Elle est réglée par l'article 311-3 du Code civil. Ce texte prévoit deux modes de preuve :

 

                        - preuve extrajudiciaire par l'acte de notoriété, délivré par le juge des tutelles à la demande des parents ou de l'enfant. Le lien de filiation légal établi par la possession d'état constaté dans l'acte de notoriété est mentionné en marge de l'acte de naissance de l'enfant (Loi 8 janvier 1993);

 

            - preuve judiciaire à l'occasion d'un procès. Il s'agira d'une action en contestation (lorsque des tiers conteste la possession d’état d’un enfant) ou en constatation (lorsqu’un juge a refusé un acte de notoriété) de la possession d'état. On rappellera à ce propos que la possession d'état est une situation de fait qui pourra donc être prouvée par tous moyens.

 

b. – La force probante de la possession d'état

 

            Elle est double selon qu'elle est seule ou qu'elle se combine avec l'acte de naissance.

 

            - Lorsque la possession d'état joue seule, elle n'est qu'une présomption simple que l'on pourra faire tomber en démontrant que l'apparence ne correspond pas à la réalité.

 

            - Lorsqu'elle se combine avec l'acte de naissance, elle fait désormais preuve incontestable de la maternité.
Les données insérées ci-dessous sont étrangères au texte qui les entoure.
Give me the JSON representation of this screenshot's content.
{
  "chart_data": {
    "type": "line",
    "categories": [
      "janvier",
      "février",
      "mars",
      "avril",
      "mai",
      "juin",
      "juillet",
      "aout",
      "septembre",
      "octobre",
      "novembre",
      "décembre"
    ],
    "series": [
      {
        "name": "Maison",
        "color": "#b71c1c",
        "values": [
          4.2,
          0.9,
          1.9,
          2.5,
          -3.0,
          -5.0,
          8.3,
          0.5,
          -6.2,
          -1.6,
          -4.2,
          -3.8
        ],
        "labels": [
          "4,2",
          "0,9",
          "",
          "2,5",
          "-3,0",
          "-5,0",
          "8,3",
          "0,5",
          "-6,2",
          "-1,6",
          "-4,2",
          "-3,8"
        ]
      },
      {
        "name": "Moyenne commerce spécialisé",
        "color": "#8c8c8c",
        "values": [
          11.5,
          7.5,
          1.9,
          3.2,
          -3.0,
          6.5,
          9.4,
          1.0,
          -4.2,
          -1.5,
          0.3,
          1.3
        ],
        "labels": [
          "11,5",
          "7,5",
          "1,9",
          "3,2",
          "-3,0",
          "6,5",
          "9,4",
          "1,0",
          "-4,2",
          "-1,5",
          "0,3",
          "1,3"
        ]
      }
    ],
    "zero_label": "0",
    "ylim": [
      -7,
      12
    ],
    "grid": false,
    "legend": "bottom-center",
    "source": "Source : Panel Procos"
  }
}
L'enfant ne peut plus réclamer un autre état et nul ne peut lui contester le sien.

 

            Nous verrons cependant que la possession d’état peut renforcer un titre de filiation : lorsque la possession d’état est conforme au titre, elle est inattaquable, de sorte que lorsque la possession d’état n’est pas conforme au titre, la jurisprudence a ouvert la possibilité de contester le titre.